Андрей Павлович на спине, глаза в потолок. Волосы слиплись от пота, лицо и шея мокрые, дыхание еще не выровнялось, но он уже жадно затягивается сигаретой.
Лида лежит на животе, обнимает Андрея Павловича, губы ее нежно скользят по его груди.

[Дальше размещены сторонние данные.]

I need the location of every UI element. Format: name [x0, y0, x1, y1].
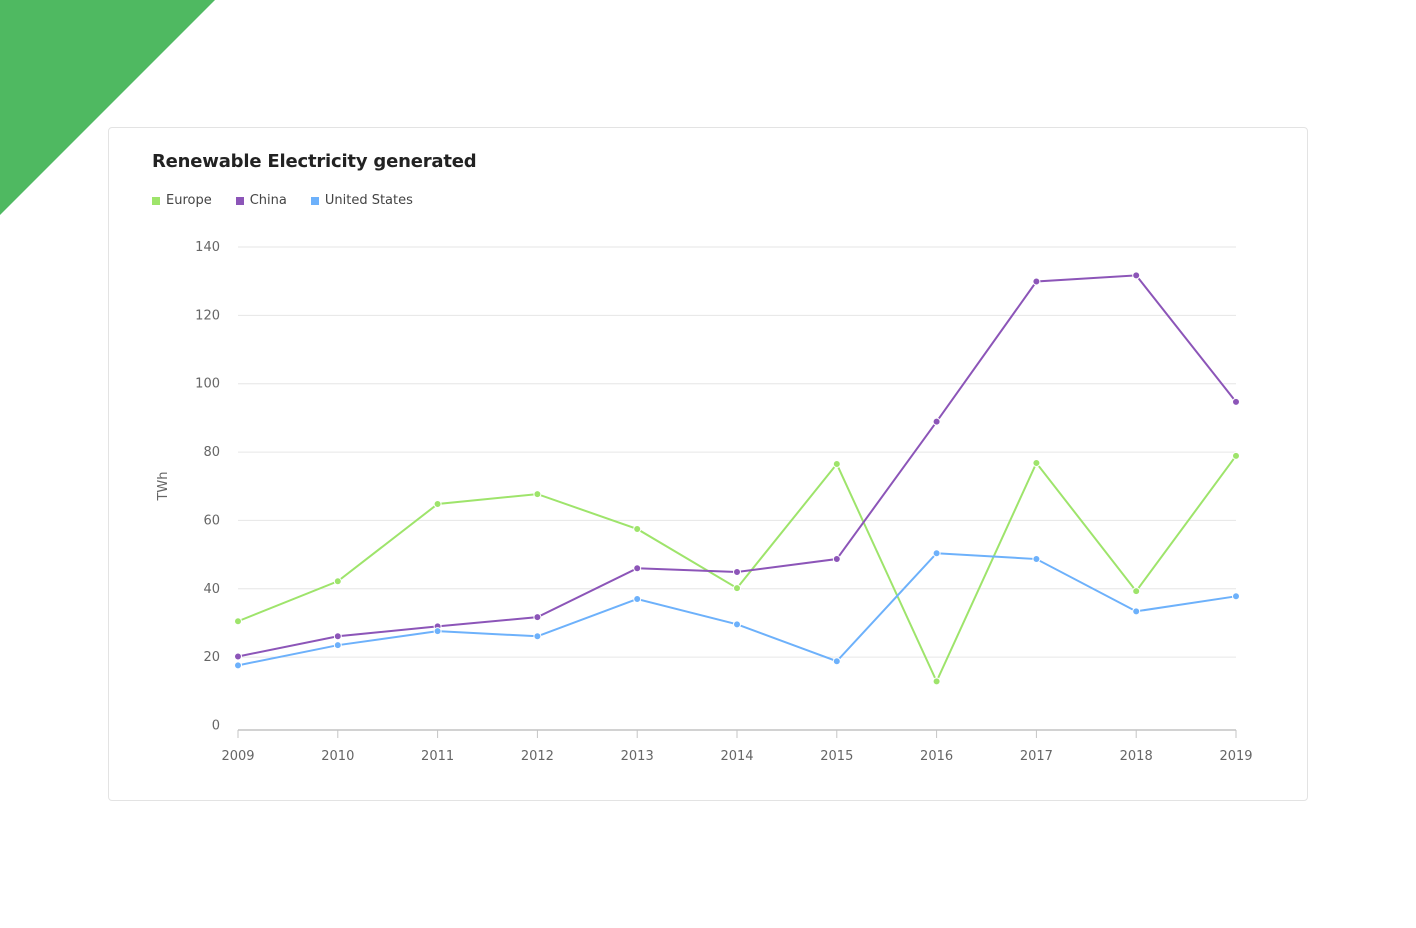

Глаза у Лиды закрыты, и она, к счастью, не видит, что Андрею Павловичу это уже сейчас не очень приятно и он даже досадливо морщится. А еще ему ужасно хочется посмотреть на свои наручные часы…
- Ну почему, почему мы не можем лететь вместе? - вздыхает Лида.
Андрей Павлович на секунду прикрывает глаза, как человек, который уже в сотый раз слышит один и тот же вопрос, и, стараясь придать своему голосу максимально нежные интонации, отвечает:
- Солнышко мое, ну, на это уйма причин. Во-первых, меня могут поехать провожать в аэропорт. Ты будешь чувствовать себя неловко, я буду выглядеть по-дурацки. Зачем? Зачем столько унижений? А так - я вылетаю первым, вью гнездо и через три дня встречаю тебя в Адлере. Зато потом, на море, целый месяц только вдвоем! Ну, пойми меня. И клянусь тебе…
- Господи, господи!.. - шепчет Лида и зарывается носом в плечо Андрея Павловича. - Обними хоть меня.
- Конечно, конечно, родная моя! - Андрей Павлович поспешно обнимает Лиду и получает долгожданную возможность посмотреть из-за ее головы на свои часы.
- И не смотри ты на свои часы, черт бы тебя побрал! - стонет Лида.
Нина Елизаровна гладит белье на кухне. В комнате Настя сидит перед телевизором. Равнодушно, без малейшего интереса смотрит какой-то старый военный фильм.
Настежь открыта дверь в бабушкину комнату. Бабушка протягивает руку к веревке от рынды.
Бом-м-м!!!
Неподвижно продолжает сидеть Настя.
В кухне Нина Елизаровна бросает взгляд на часы и кричит:
- Настя, ты же видишь, что я готовлю Лидочку к отпуску! У меня же не десять рук! Сейчас же переключи на бабушкину программу! Ну что за ребенок!
Настя лениво встает из кресла, щелкает переключателем, и на экране телевизора появляется Хрюша с партнерами из передачи «Спокойной ночи, малыши».
- И отодвинься! - кричит Нина Елизаровна, сбрызгивая пересохшее белье. - Не перекрывай бабушке экран!